A chime sounded, telling her it was time for the meeting. Delenn felt a thin coil of nervousness snake its way through her stomach. She had only spoken to the Laks'an once before, and that had been in her previous incarnation, twenty some cycles earlier. It was amazing that Lennier had been able to secure her an audience so quickly, but perhaps even as former Satai she still was important enough to warrant such consideration. Perhaps the Laks'an was curious herself. It was hard to say. How would she greet Delenn? With courtesy? With warmth? Or would she look at Delenn as so many others of her people did, with distaste, with revulsion? Would she look at Delenn and only see a freak?
The screen brightened, and Delenn found herself looking at smooth, polished crystal facets. They glowed slightly, blues and greens. Comforting, serene. Distantly, bells were ringing. And then the Laks'an entered the frame, pausing for a moment with her head bowed, her eyes closed. Tears sprang unbidden to Delenn's eyes. Even with light years between them, meeting through viewscreens, she felt an immense feeling of gratitude, and awe. The Laks'an opened her eyes, raised them to Delenn's, and she smiled broadly. Two teeth were missing. Delenn bowed her head, and then could not help but smile in return.

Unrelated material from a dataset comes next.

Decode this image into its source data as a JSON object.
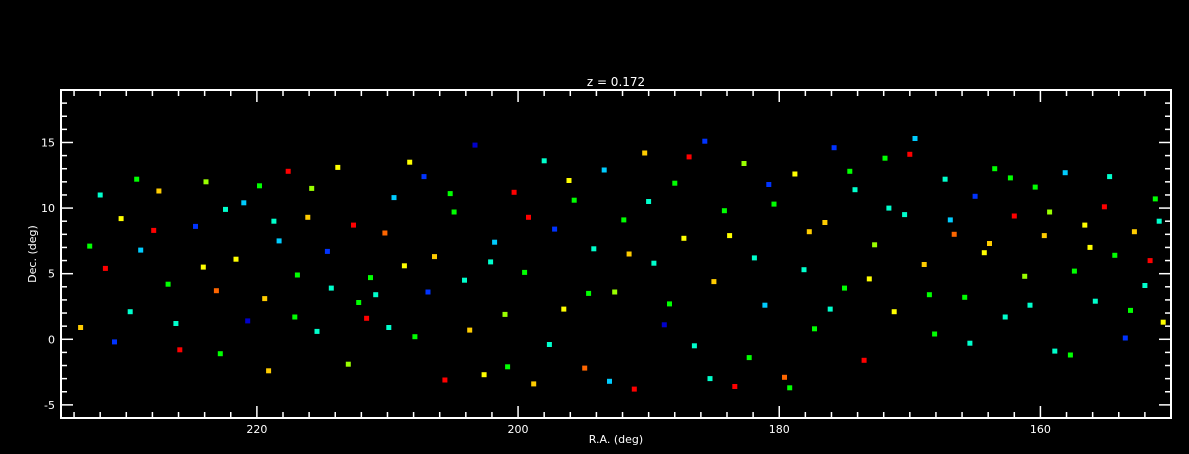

The Laks'an was the holder of the Minbari cultural heritage, each vessel born when the previous one passed beyond the Veil. Whereas other Minbari knew that they had lived before, time and time again, though they did not possess any specific memories of those previous lives, the Laks'an was different. The Laks'an remembered all. She remembered the cycles still in living memory; she remembered the Time of Growth; she remembered the Dark Days; she remembered the last Shadow War. She remembered Valen. She remembered the birth of the Minbari as a species, maybe even was the very first Minbari. That, she could not remember.
This incarnation of the Laks'an was still a child, not yet ten cycles old. But her voice was deep, melodious, not child-like in the slightest. “Delenn of Mir. How good it is to see you! You are quite changed from our previous meeting. But still a child of Minbar.”
Delenn couldn't breathe. She gasped, trying to draw air into her lungs. Tears clouded her vision. Still a child of Minbar. The Laks'an said it was so, and who was any other Minbari to argue with her? Laughter broke through her tears, and Delenn knew that from this day forward, everything would be all right.